= Loppo =

Finnish firearms manufacturer

Oy Loppo Production Ltd is a Finnish firearms manufacturer in Savonlinna founded in 1976 which is known for their silhouette pistols, including those based on rebuilt Tikka M55 steel actions or in-house made actions of aluminium and steel. The silhouette pistols of Aseseppä Löppönen or "Gunsmith Loppo" has been favored by three-time world champion in metallic silhouette shooting Rauno Ärväs. Loppo was the second pistol to come on the IMSSU Production list after the Excalibur pistol.

== History ==
The Loppo company was founded by Martti "Myrä" Löppönen which started his career in 1976 by building revolvers and pistols for silhouette shooting as well as other custom firearms by order.
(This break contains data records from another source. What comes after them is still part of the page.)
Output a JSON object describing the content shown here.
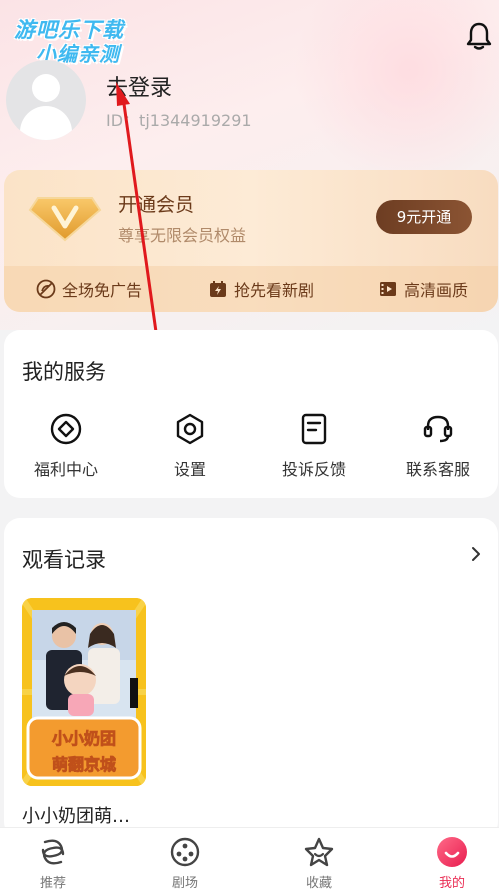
{
  "watermark": {
    "line1": "游吧乐下载",
    "line2": "小编亲测"
  },
  "profile": {
    "login_label": "去登录",
    "user_id": "ID：tj1344919291"
  },
  "vip": {
    "title": "开通会员",
    "subtitle": "尊享无限会员权益",
    "button": "9元开通",
    "features": [
      "全场免广告",
      "抢先看新剧",
      "高清画质"
    ]
  },
  "services": {
    "title": "我的服务",
    "items": [
      "福利中心",
      "设置",
      "投诉反馈",
      "联系客服"
    ]
  },
  "history": {
    "title": "观看记录",
    "items": [
      {
        "title": "小小奶团萌…",
        "poster_text_1": "小小奶团",
        "poster_text_2": "萌翻京城"
      }
    ]
  },
  "tabbar": {
    "items": [
      "推荐",
      "剧场",
      "收藏",
      "我的"
    ],
    "active": "我的"
  },
  "colors": {
    "accent": "#ea2e55",
    "vip_brown": "#6b3a1a",
    "watermark": "#3fb9f0"
  }
}
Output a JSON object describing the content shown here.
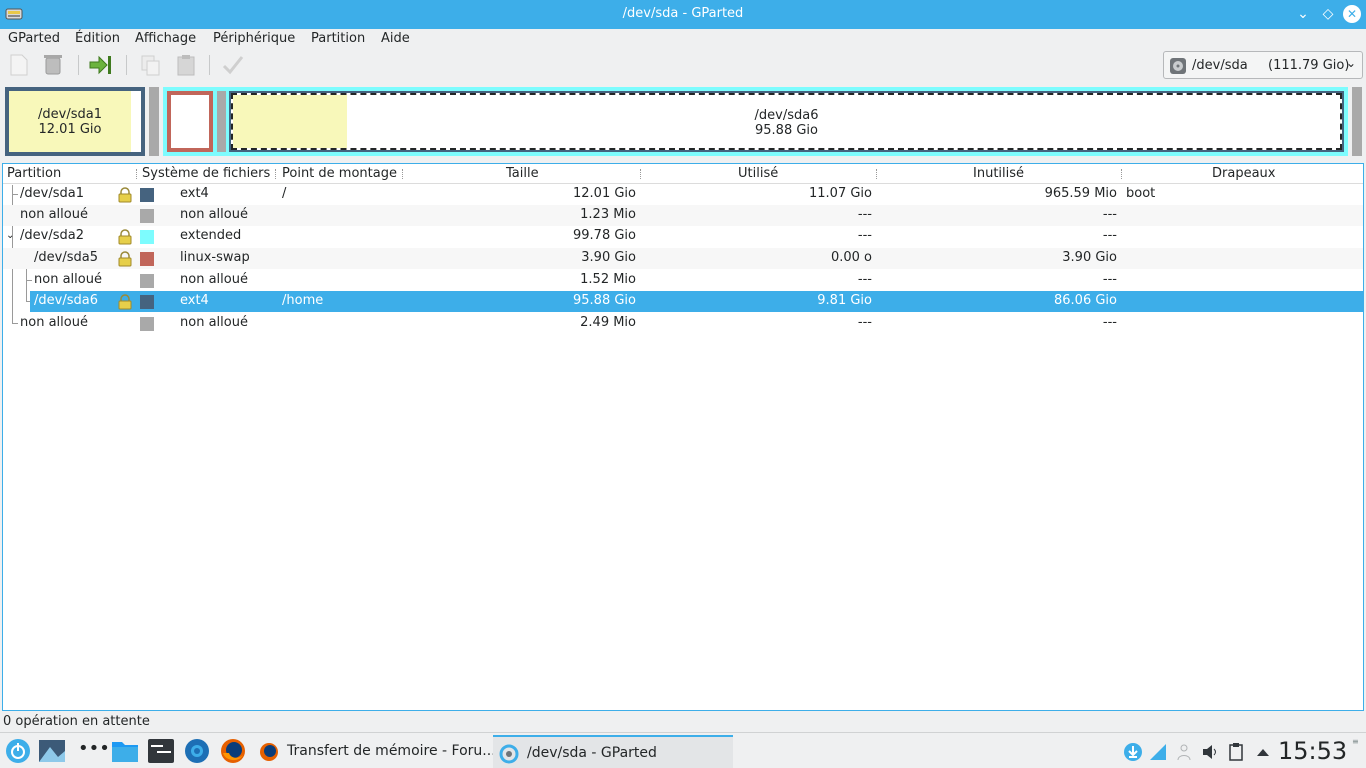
{
  "window": {
    "title": "/dev/sda - GParted",
    "icon": "gparted-icon",
    "buttons": [
      "minimize-icon",
      "maximize-icon",
      "close-icon"
    ]
  },
  "menu": {
    "items": [
      "GParted",
      "Édition",
      "Affichage",
      "Périphérique",
      "Partition",
      "Aide"
    ]
  },
  "toolbar": {
    "buttons": [
      "new-icon",
      "delete-icon",
      "resize-move-icon",
      "copy-icon",
      "paste-icon",
      "apply-icon"
    ],
    "device": "/dev/sda",
    "device_size": "(111.79 Gio)"
  },
  "diskmap": {
    "sda1_name": "/dev/sda1",
    "sda1_size": "12.01 Gio",
    "sda6_name": "/dev/sda6",
    "sda6_size": "95.88 Gio",
    "colors": {
      "ext4": "#45637f",
      "swap": "#c1665a",
      "extended": "#7dfcfe",
      "unallocated": "#a9a9a9",
      "used": "#f8f8ba",
      "selection": "#3daee9"
    }
  },
  "table": {
    "headers": {
      "partition": "Partition",
      "filesystem": "Système de fichiers",
      "mount": "Point de montage",
      "size": "Taille",
      "used": "Utilisé",
      "unused": "Inutilisé",
      "flags": "Drapeaux"
    },
    "rows": [
      {
        "partition": "/dev/sda1",
        "fs": "ext4",
        "mount": "/",
        "size": "12.01 Gio",
        "used": "11.07 Gio",
        "unused": "965.59 Mio",
        "flags": "boot"
      },
      {
        "partition": "non alloué",
        "fs": "non alloué",
        "mount": "",
        "size": "1.23 Mio",
        "used": "---",
        "unused": "---",
        "flags": ""
      },
      {
        "partition": "/dev/sda2",
        "fs": "extended",
        "mount": "",
        "size": "99.78 Gio",
        "used": "---",
        "unused": "---",
        "flags": ""
      },
      {
        "partition": "/dev/sda5",
        "fs": "linux-swap",
        "mount": "",
        "size": "3.90 Gio",
        "used": "0.00 o",
        "unused": "3.90 Gio",
        "flags": ""
      },
      {
        "partition": "non alloué",
        "fs": "non alloué",
        "mount": "",
        "size": "1.52 Mio",
        "used": "---",
        "unused": "---",
        "flags": ""
      },
      {
        "partition": "/dev/sda6",
        "fs": "ext4",
        "mount": "/home",
        "size": "95.88 Gio",
        "used": "9.81 Gio",
        "unused": "86.06 Gio",
        "flags": ""
      },
      {
        "partition": "non alloué",
        "fs": "non alloué",
        "mount": "",
        "size": "2.49 Mio",
        "used": "---",
        "unused": "---",
        "flags": ""
      }
    ]
  },
  "status": {
    "text": "0 opération en attente"
  },
  "taskbar": {
    "tasks": [
      {
        "label": "Transfert de mémoire - Foru...",
        "icon": "firefox-icon"
      },
      {
        "label": "/dev/sda - GParted",
        "icon": "gparted-icon"
      }
    ],
    "clock": "15:53"
  }
}
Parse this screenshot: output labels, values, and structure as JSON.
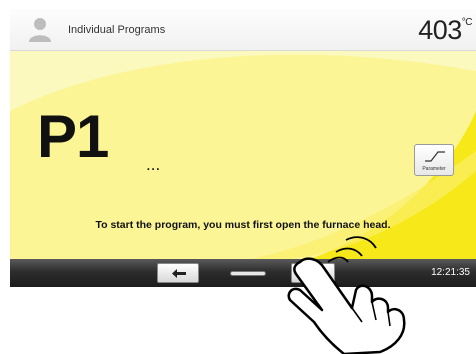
{
  "header": {
    "title": "Individual Programs",
    "temperature_value": "403",
    "temperature_unit": "°C"
  },
  "program": {
    "name": "P1",
    "ellipsis": "..."
  },
  "parameter_button": {
    "label": "Parameter"
  },
  "message": "To start the program, you must first open the furnace head.",
  "bottombar": {
    "time": "12:21:35"
  },
  "icons": {
    "user": "user-icon",
    "parameter": "curve-icon",
    "back": "arrow-left-icon",
    "hand": "pointing-hand-icon"
  },
  "colors": {
    "panel_background": "#fbf596",
    "accent_yellow": "#f7e81a",
    "bottombar": "#2d2d2d"
  }
}
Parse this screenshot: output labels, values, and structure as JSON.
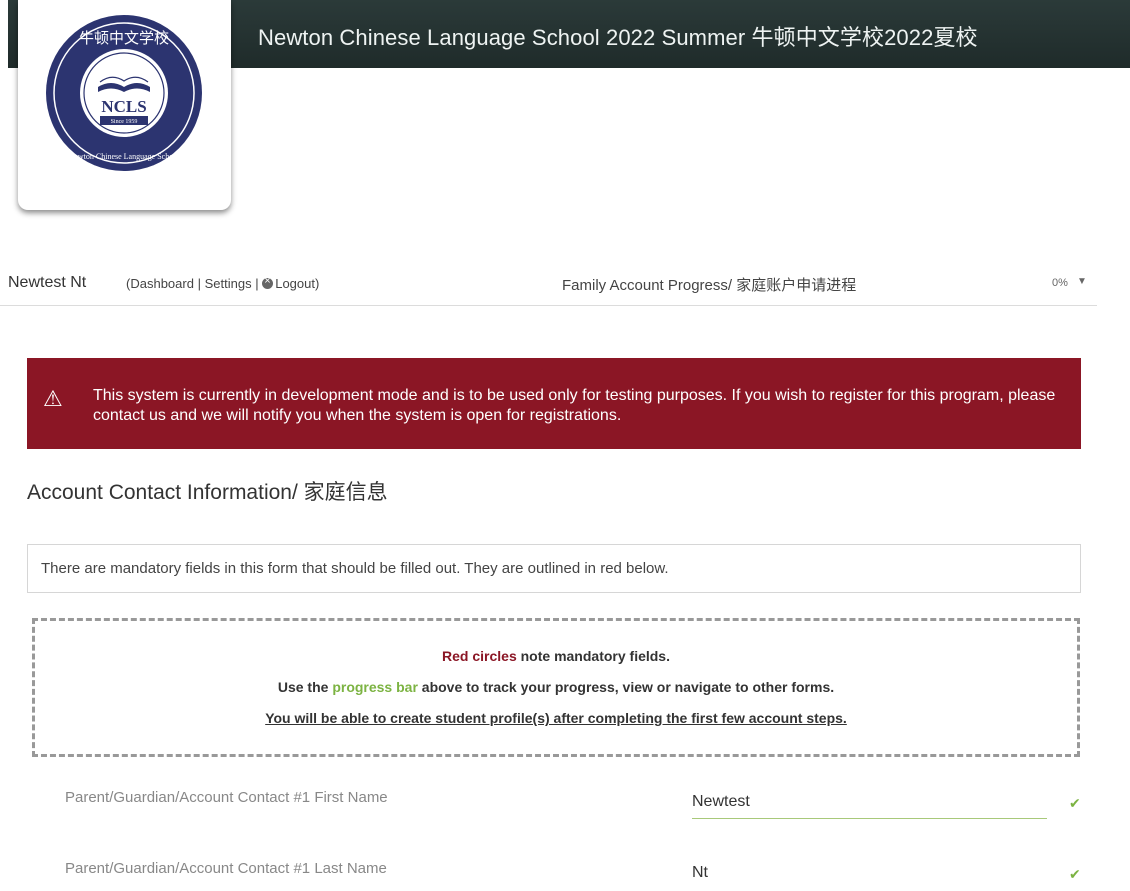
{
  "header": {
    "site_title": "Newton Chinese Language School 2022 Summer 牛顿中文学校2022夏校",
    "logo": {
      "chinese": "牛顿中文学校",
      "abbr": "NCLS",
      "since": "Since 1959",
      "english": "Newton Chinese Language School"
    }
  },
  "user_bar": {
    "name": "Newtest Nt",
    "open_paren": "(",
    "dashboard": "Dashboard",
    "sep1": "|",
    "settings": "Settings",
    "sep2": "|",
    "logout": "Logout",
    "close_paren": ")",
    "progress_title": "Family Account Progress/ 家庭账户申请进程",
    "progress_percent": "0%",
    "progress_value": 0
  },
  "alert": {
    "icon": "warning-triangle-icon",
    "text": "This system is currently in development mode and is to be used only for testing purposes. If you wish to register for this program, please contact us and we will notify you when the system is open for registrations."
  },
  "section": {
    "heading": "Account Contact Information/ 家庭信息"
  },
  "notice": {
    "text": "There are mandatory fields in this form that should be filled out. They are outlined in red below."
  },
  "info_box": {
    "line1_highlight": "Red circles",
    "line1_rest": " note mandatory fields.",
    "line2_pre": "Use the ",
    "line2_highlight": "progress bar",
    "line2_rest": " above to track your progress, view or navigate to other forms.",
    "line3": "You will be able to create student profile(s) after completing the first few account steps."
  },
  "fields": [
    {
      "label": "Parent/Guardian/Account Contact #1 First Name",
      "value": "Newtest"
    },
    {
      "label": "Parent/Guardian/Account Contact #1 Last Name",
      "value": "Nt"
    }
  ],
  "colors": {
    "header_bg": "#24302f",
    "alert_bg": "#8b1625",
    "accent_green": "#7cb342",
    "accent_red": "#8b1625"
  }
}
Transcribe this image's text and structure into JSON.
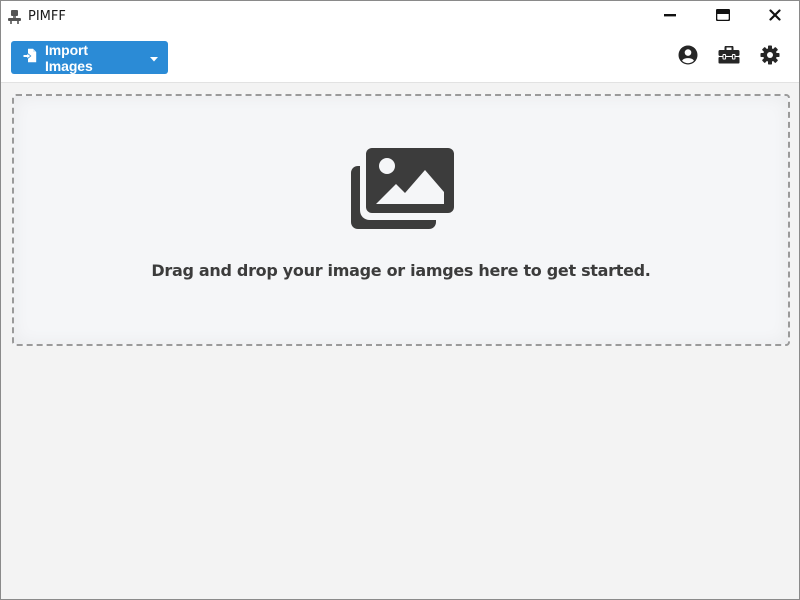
{
  "window": {
    "title": "PIMFF",
    "controls": {
      "minimize_icon": "minimize-icon",
      "maximize_icon": "maximize-icon",
      "close_icon": "close-icon"
    }
  },
  "toolbar": {
    "import_button": {
      "label": "Import Images",
      "icon": "file-import-icon",
      "dropdown_icon": "caret-down-icon",
      "color": "#2b8bd6"
    },
    "actions": [
      {
        "name": "user-circle-icon"
      },
      {
        "name": "toolbox-icon"
      },
      {
        "name": "gear-icon"
      }
    ]
  },
  "dropzone": {
    "icon": "images-icon",
    "message": "Drag and drop your image or iamges here to get started."
  },
  "colors": {
    "accent": "#2b8bd6",
    "icon_dark": "#3c3c3c",
    "background": "#f3f3f3"
  }
}
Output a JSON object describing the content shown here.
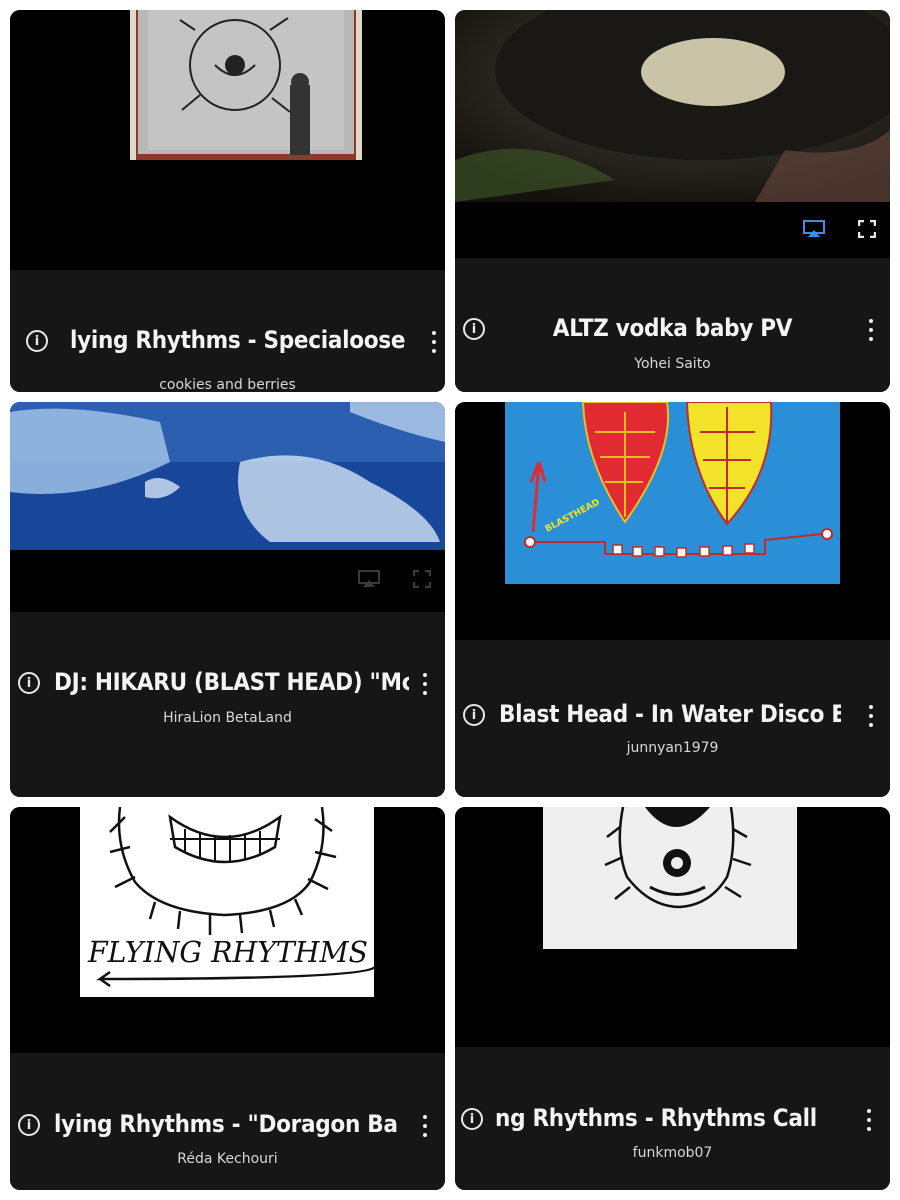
{
  "videos": [
    {
      "title": "lying Rhythms - Specialoose",
      "channel": "cookies and berries"
    },
    {
      "title": "ALTZ vodka baby PV",
      "channel": "Yohei Saito"
    },
    {
      "title": "DJ: HIKARU (BLAST HEAD) \"Mc",
      "channel": "HiraLion BetaLand"
    },
    {
      "title": "Blast Head - In Water Disco E",
      "channel": "junnyan1979"
    },
    {
      "title": "lying Rhythms - \"Doragon Ba",
      "channel": "Réda Kechouri"
    },
    {
      "title": "ng Rhythms - Rhythms Call",
      "channel": "funkmob07"
    }
  ],
  "artwork": {
    "flying_rhythms_text": "FLYING RHYTHMS",
    "blasthead_text": "BLASTHEAD"
  },
  "icons": {
    "info": "info-icon",
    "more": "more-vert-icon",
    "airplay": "airplay-icon",
    "fullscreen": "fullscreen-icon"
  },
  "colors": {
    "tile_bg": "#000000",
    "info_bar": "#161616",
    "airplay_active": "#3b8ee8",
    "album_blue": "#2a8fd6"
  }
}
Among chamberings used in these pistols was the wildcat cartridge 30-39 which is a 7.62×39 mm case with a 7.82-mm bullet (0.308 inch) instead of 7.9 mm (0.311 inch). Loppo is also known for having developed the rifle Loppo-Petran (which has similarities with the Valmet Hunter M83) of which around 300 were manufactured, and the Loppo Super 2000. According to Loppo's own website he has also had a strong influence on the development of practical and silhouette shooting as a sport in Finland. In 1996 the current company Oy Loppo Production Ltd was founded. In 2007 Löppönen was focusing on converting military firearms for hunting use and deactivating firearms by order. Martti has also done arms specialist consultancy, and has exhibited and presented historic firearms and collector's firearms.